Natural Fiber-Reinforced Composites in Precast Modular Construction: A Critical Review of Structural Viability and Durability Considerations for High-Rise Applications

Abstract

Natural Fiber-Reinforced Polymer Composites (NFRPCs), which utilize renewable lignocellulosic fibers, present a compelling, low-carbon alternative. These materials offer substantial environmental benefits. Furthermore, their low density and high specific stiffness (e.g. flax rivaling E-glass on a weight-normalized basis) make them structurally appealing for lightweight, prefabricated elements in high-rise applications.

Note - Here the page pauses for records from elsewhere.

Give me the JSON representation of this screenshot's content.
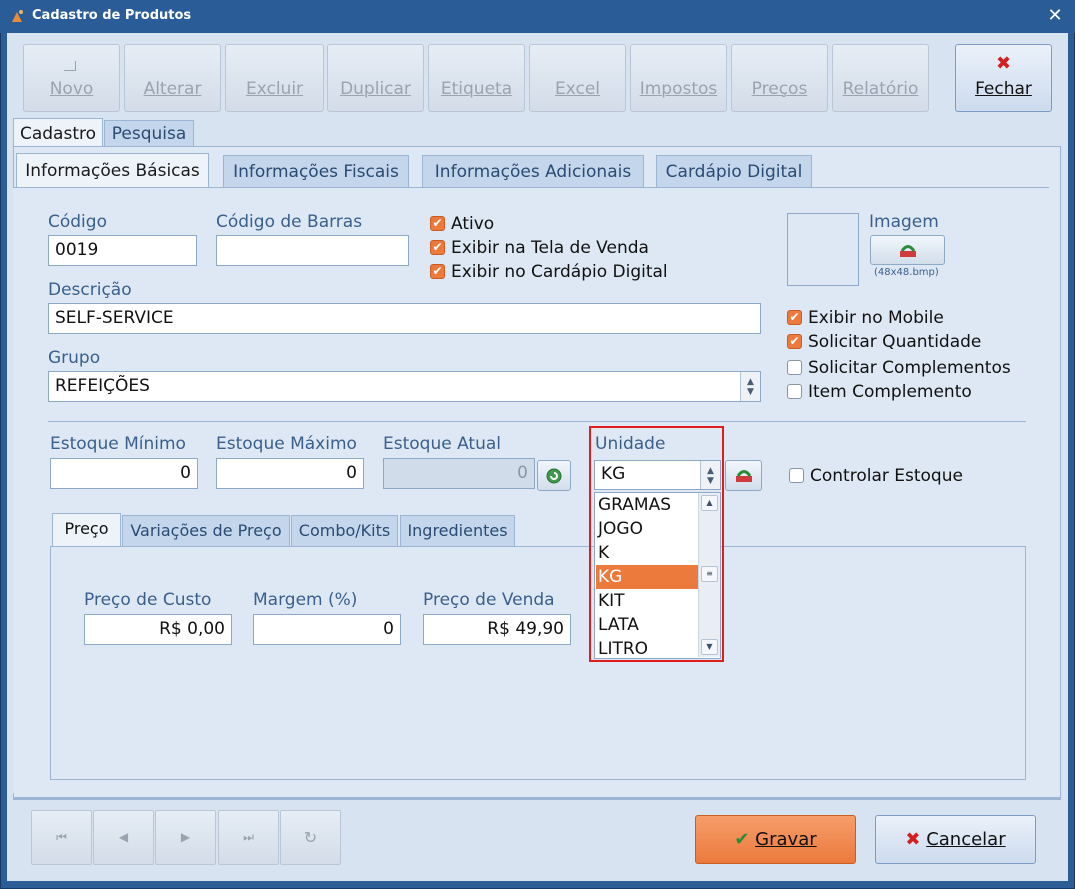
{
  "window": {
    "title": "Cadastro de Produtos",
    "close_glyph": "✕"
  },
  "toolbar": {
    "buttons": [
      "Novo",
      "Alterar",
      "Excluir",
      "Duplicar",
      "Etiqueta",
      "Excel",
      "Impostos",
      "Preços",
      "Relatório"
    ],
    "close_label": "Fechar",
    "close_icon": "x-icon"
  },
  "tabs": {
    "main": [
      "Cadastro",
      "Pesquisa"
    ],
    "sub": [
      "Informações Básicas",
      "Informações Fiscais",
      "Informações Adicionais",
      "Cardápio Digital"
    ]
  },
  "form": {
    "codigo_label": "Código",
    "codigo_value": "0019",
    "barras_label": "Código de Barras",
    "barras_value": "",
    "descricao_label": "Descrição",
    "descricao_value": "SELF-SERVICE",
    "grupo_label": "Grupo",
    "grupo_value": "REFEIÇÕES",
    "imagem_label": "Imagem",
    "imagem_hint": "(48x48.bmp)",
    "checks_top": [
      {
        "label": "Ativo",
        "checked": true
      },
      {
        "label": "Exibir na Tela de Venda",
        "checked": true
      },
      {
        "label": "Exibir no Cardápio Digital",
        "checked": true
      }
    ],
    "checks_right": [
      {
        "label": "Exibir no Mobile",
        "checked": true
      },
      {
        "label": "Solicitar Quantidade",
        "checked": true
      },
      {
        "label": "Solicitar Complementos",
        "checked": false
      },
      {
        "label": "Item Complemento",
        "checked": false
      }
    ],
    "estoque_min_label": "Estoque Mínimo",
    "estoque_min_value": "0",
    "estoque_max_label": "Estoque Máximo",
    "estoque_max_value": "0",
    "estoque_atual_label": "Estoque Atual",
    "estoque_atual_value": "0",
    "unidade_label": "Unidade",
    "unidade_value": "KG",
    "unidade_options": [
      "GRAMAS",
      "JOGO",
      "K",
      "KG",
      "KIT",
      "LATA",
      "LITRO"
    ],
    "unidade_selected_index": 3,
    "controlar_estoque_label": "Controlar Estoque",
    "controlar_estoque_checked": false
  },
  "price_tabs": [
    "Preço",
    "Variações de Preço",
    "Combo/Kits",
    "Ingredientes"
  ],
  "price": {
    "custo_label": "Preço de Custo",
    "custo_value": "R$ 0,00",
    "margem_label": "Margem (%)",
    "margem_value": "0",
    "venda_label": "Preço de Venda",
    "venda_value": "R$ 49,90"
  },
  "nav_glyphs": [
    "⏮",
    "◀",
    "▶",
    "⏭",
    "↻"
  ],
  "actions": {
    "gravar_label": "Gravar",
    "cancelar_label": "Cancelar",
    "check_glyph": "✔",
    "cross_glyph": "✖"
  },
  "colors": {
    "accent": "#ec7a3c",
    "highlight": "#e01d1d",
    "frame": "#2a5c97"
  }
}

This critical review synthesized contemporary research on integrating NFRPCs into precast modular structures, rigorously assessing their structural viability, material variability, and long-term durability. The analysis confirmed that NFRPCs are immediately viable for high-performance, secondary applications, such as façade cladding and partition systems. In these roles, they exhibit intrinsically beneficial properties, including a very low thermal conductivity (~0.05-0.15 W/m K) and high acoustic absorption (~0.4-0.8), offering superior integrated thermal and acoustic performance compared to traditional inert materials. Durability is challenged by the hygroscopic nature of lignocellulosic fibers, leading to significant moisture absorption, interface weakening, and substantial mechanical degradation, with retained strength potentially dropping to 40-60% of initial values under severe hygrothermal or alkaline exposure. Compounding this, the high inherent variability of natural fibers results in a large coefficient of variation (~0.30-0.40), which necessitates the use of highly conservative material partial safety factors (~1.8-2.2) in reliability-based design, thereby severely limiting the material's usable load-bearing capacity.